"Lübnan'daki Mesele Yalnızca Çöp Değil"

Toplumsal kutuplaşmanın had safhada olduğu Lübnan’daki ‘çöp krizi’ yalnızca günlük yaşamı değil, siyaseti de derinden etkiliyor. Devlet başkanı olmayan Lübnan’da sadece çöp değil parlamento da toplanamıyor.

“Çöp meselesi devenin belini kıran saman çöpü oldu. Ama mesele bu saman çöpünden çok daha büyük, sorun ülkedeki siyasal çöp.”

Lübnan’da bin bir zorlukla ve sert pazarlıklar sonucu kurulan birlik hükümetinin başbakanı Tammam Selam, ülkede toplanmayan çöpler yüzünden yaşanan krizi halka televizyonlardan 23 Ağustos 2015 Pazar günü yaptığı konuşmada böyle özetledi.

Bir yıl üç aydan beri devlet başkanı seçemeyen, 2014’te yapılması gereken genel seçimleri yapamamış, parlamentosu toplanamayan, artık nüfusunun dörtte biri Suriyeli mülteci olan Lübnan hükümetinin 70 yaşındaki başkanı, aynı konuşmada bir de uyarı da bulundu;

“Sorun devam ederse çöküşe doğru gidiyoruz"

ve ekledi;

“Açıkçası bu çöküşün ortaklarından biri olmayacağım. Sorumluluğu bütün siyasal güçler ve yetkililer taşımalı.”    

‘Bazı çöpler geri dönüşüme gönderilmemeli’

Selam’a bu sözleri söyleten ve istifanın eşiğine getiren çöp krizi, geçen ay ülkenin başkenti Beyrut’ta ana çöp toplama merkezinin alternatifi bulunmadan kapatılmasıyla başladı. Sokaklarda biriken çöpler, bazı yerlerde yakılarak yok edilmeye çalışıldı ya da denize döküldü. Bütün bunlar sağlık açısından ciddi sorunlar yaratmaya başlayınca, sosyal medya üzerinden örgütlenen barışçıl gösteriler düzenleme amacındaki sivil inisiyatif  ‘Kokuyorsunuz’ hareketi, yaklaşık 25 bin kişiyle 22 Ağustos 2015 Cumartesi günü sokağa çıktı.

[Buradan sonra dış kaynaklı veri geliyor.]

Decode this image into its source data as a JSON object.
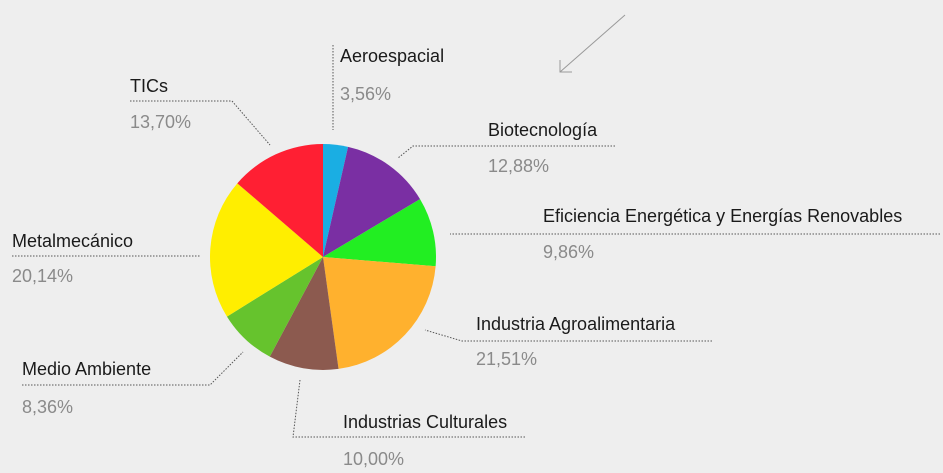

Onların bir kısmı da tıpkı Başbakan Selam’la aynı fikirde. Bunu, üzerinde Lübnan’daki siyasetçilerin resmi olan ve “Bazı çöpler geri dönüşüme gönderilmemeli’ ibaresi taşıyan açtıkları pankartlarla gösterdiler.

Ancak ‘Kokuyorsunuz’ hareketi barışçıl protesto olarak organize ettiği gösterilere İran destekli Hizbullah’ın başını çektiği 8 Mart blokunun istismarına uğradığından, göstericilerin arasına karışan bu gruptan bazı kişilerin dükkânları yağmalayıp kargaşa çıkararak, güvenlik güçleriyle çatıştığından yakınıyor.

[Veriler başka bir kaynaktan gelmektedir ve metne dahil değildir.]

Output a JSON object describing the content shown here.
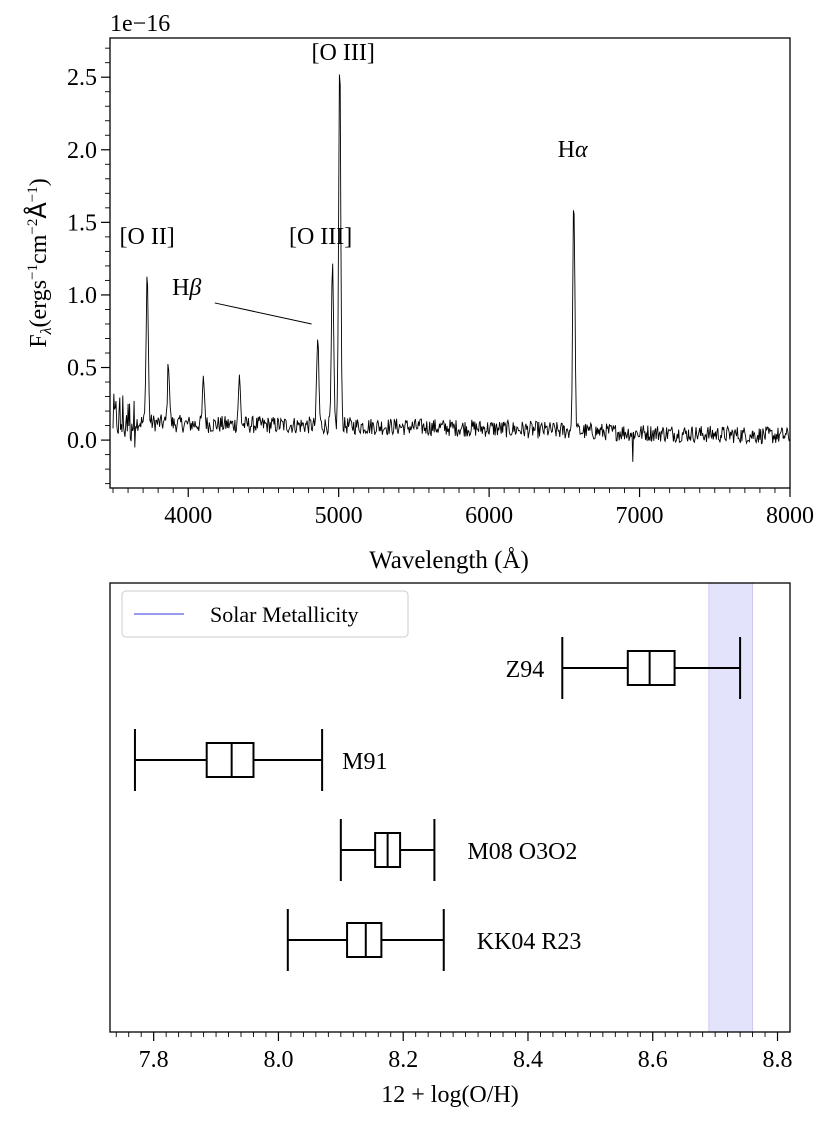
{
  "chart_data": [
    {
      "type": "line",
      "title": "",
      "xlabel": "Wavelength (Å)",
      "ylabel_parts": {
        "F": "F",
        "lambda": "λ",
        "unit_open": "(ergs",
        "exp_s": "−1",
        "cm": "cm",
        "exp_cm": "−2",
        "angstrom": "Å",
        "exp_a": "−1",
        "close": ")"
      },
      "offset_label": "1e−16",
      "xlim": [
        3480,
        8000
      ],
      "ylim": [
        -0.33,
        2.77
      ],
      "xticks": [
        4000,
        5000,
        6000,
        7000,
        8000
      ],
      "xtick_labels": [
        "4000",
        "5000",
        "6000",
        "7000",
        "8000"
      ],
      "yticks": [
        0.0,
        0.5,
        1.0,
        1.5,
        2.0,
        2.5
      ],
      "ytick_labels": [
        "0.0",
        "0.5",
        "1.0",
        "1.5",
        "2.0",
        "2.5"
      ],
      "series": [
        {
          "name": "spectrum",
          "noise_level": 0.06,
          "baseline": [
            [
              3500,
              0.13
            ],
            [
              4000,
              0.11
            ],
            [
              5000,
              0.1
            ],
            [
              6000,
              0.08
            ],
            [
              7000,
              0.05
            ],
            [
              8000,
              0.03
            ]
          ],
          "emission_lines": [
            {
              "name": "[O II]",
              "x": 3727,
              "peak": 1.14
            },
            {
              "x": 3869,
              "peak": 0.52
            },
            {
              "x": 4102,
              "peak": 0.41
            },
            {
              "x": 4340,
              "peak": 0.42
            },
            {
              "name": "Hβ",
              "x": 4861,
              "peak": 0.7
            },
            {
              "name": "[O III]",
              "x": 4959,
              "peak": 1.2
            },
            {
              "name": "[O III]",
              "x": 5007,
              "peak": 2.62
            },
            {
              "name": "Hα",
              "x": 6563,
              "peak": 1.71
            }
          ]
        }
      ],
      "annotations": [
        {
          "text_main": "[O II]",
          "x": 3727,
          "y": 1.35
        },
        {
          "text_main": "[O III]",
          "x": 4880,
          "y": 1.35
        },
        {
          "text_main": "[O III]",
          "x": 5030,
          "y": 2.62
        },
        {
          "text_main": "H",
          "text_greek": "α",
          "x": 6555,
          "y": 1.95
        },
        {
          "text_main": "H",
          "text_greek": "β",
          "x": 3990,
          "y": 1.0,
          "arrow_to": [
            4820,
            0.8
          ]
        }
      ]
    },
    {
      "type": "box",
      "title": "",
      "xlabel": "12 + log(O/H)",
      "ylabel": "",
      "xlim": [
        7.73,
        8.82
      ],
      "xticks": [
        7.8,
        8.0,
        8.2,
        8.4,
        8.6,
        8.8
      ],
      "xtick_labels": [
        "7.8",
        "8.0",
        "8.2",
        "8.4",
        "8.6",
        "8.8"
      ],
      "legend": {
        "position": "top-left",
        "entries": [
          "Solar Metallicity"
        ],
        "color": "#9999ee"
      },
      "solar_band": [
        8.69,
        8.76
      ],
      "series": [
        {
          "name": "Z94",
          "whisker_low": 8.455,
          "q1": 8.56,
          "median": 8.595,
          "q3": 8.635,
          "whisker_high": 8.74
        },
        {
          "name": "M91",
          "whisker_low": 7.77,
          "q1": 7.885,
          "median": 7.925,
          "q3": 7.96,
          "whisker_high": 8.07
        },
        {
          "name": "M08 O3O2",
          "whisker_low": 8.1,
          "q1": 8.155,
          "median": 8.175,
          "q3": 8.195,
          "whisker_high": 8.25
        },
        {
          "name": "KK04 R23",
          "whisker_low": 8.015,
          "q1": 8.11,
          "median": 8.14,
          "q3": 8.165,
          "whisker_high": 8.265
        }
      ]
    }
  ]
}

Molotofların uçuştuğu çatışmalarda, aralarında polis memurların da olduğu 50'nin üstünde kişi yaralandı. Çok sayıda mağaza ateşe verildi.

Lübnan’da siyasi kriz

Protestocuların ‘geri dönüşüme gönderilmemeli’ dediği Lübnan siyasetçileri iki ayrı grup altında toplanıyor. İlki Suudi Arabistan’ın desteklediği, Sünnilerin ağırlıkta olduğu 14 Mart grubu. Bu gruptaki ana parti Gelecek Hareketi. Başkanlığını Hizbullah’ın öldürdüğü iddia edilen, Lübnan'ın eski başbakanı Refik Hariri’nin oğlu Saad Hariri.

Karşısında 8 Mart olarak bilinen diğer blok var. Grubun ana partisi Suriye savaşında rejim yanında çarpışan İran destekli Hizbullah.

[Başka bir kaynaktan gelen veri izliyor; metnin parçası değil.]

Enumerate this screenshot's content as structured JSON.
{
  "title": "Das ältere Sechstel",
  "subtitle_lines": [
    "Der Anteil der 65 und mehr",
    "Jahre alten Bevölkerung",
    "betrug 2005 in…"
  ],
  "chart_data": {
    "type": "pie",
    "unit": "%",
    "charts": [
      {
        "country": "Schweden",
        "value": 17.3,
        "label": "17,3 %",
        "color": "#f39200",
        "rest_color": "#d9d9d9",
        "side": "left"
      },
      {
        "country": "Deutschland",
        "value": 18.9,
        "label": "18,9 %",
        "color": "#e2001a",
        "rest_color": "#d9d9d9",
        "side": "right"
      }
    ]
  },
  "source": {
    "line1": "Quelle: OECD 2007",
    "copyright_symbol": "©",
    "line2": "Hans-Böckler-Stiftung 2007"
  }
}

Mezhepsel bölünmeler nedeniyle 1975-1990 yılları arasını kanlı bir iç savaş geçiren Lübnan’da nüfus sayımı yapılmıyor ama ülkenin üçte birini Şii, üçte birini Sünni, kalanını ise Dürziler ve çeşitli mezheplerden Hıristiyanlar oluşturuyor. Bu siyasal tabloda Hıristiyanların bir kısmı 8 Mart grubuyla, diğer kısmı ise 14 Mart grubuyla hareket ediyor. Dürzilerse geçmişte Hizbullah’ın başını çektiği 8 Mart grubu içinde yer alırken, şimdi Sünni blok 14 Mart ile birlikte.

Yasalara göre parlamento dağılımından en küçük memur atamalarına kadar her şeyin etnik ve mezhepsel kotalarla düzenlendiği Lübnan’ın siyasetindeki asıl belirleyiciyse 1975’ten 2005’e kadar ülkede ordusunu bulunduran Suriye.

Sık sık hükümetsiz kalan Lübnan’da Selam’ın başkanlığını yaptığı 2013’te kurulan hükümet 14 Mart grubu tarafından destekleniyor. Ama içinde 8 Mart grubuna bağlı bakanlar da var. Kendi gruplarından hükümete bakan vermekle birlikte 8 Mart grubu, mevcut hükümeti yolsuzluk yapmakla suçluyor.

Asıl mesele…

Suriye rejiminin yanında savaşan Hizbullah’ın başını çektiği 8 Mart grubu, Mayıs 2014’te boşalan Devlet Başkanlığı koltuğuna Suriye yanlısı bir ismi oturtmakta kararlı. Suriye muhaliflerini destekleyen 14 Mart grubuysa buna karşı çıkıyor. 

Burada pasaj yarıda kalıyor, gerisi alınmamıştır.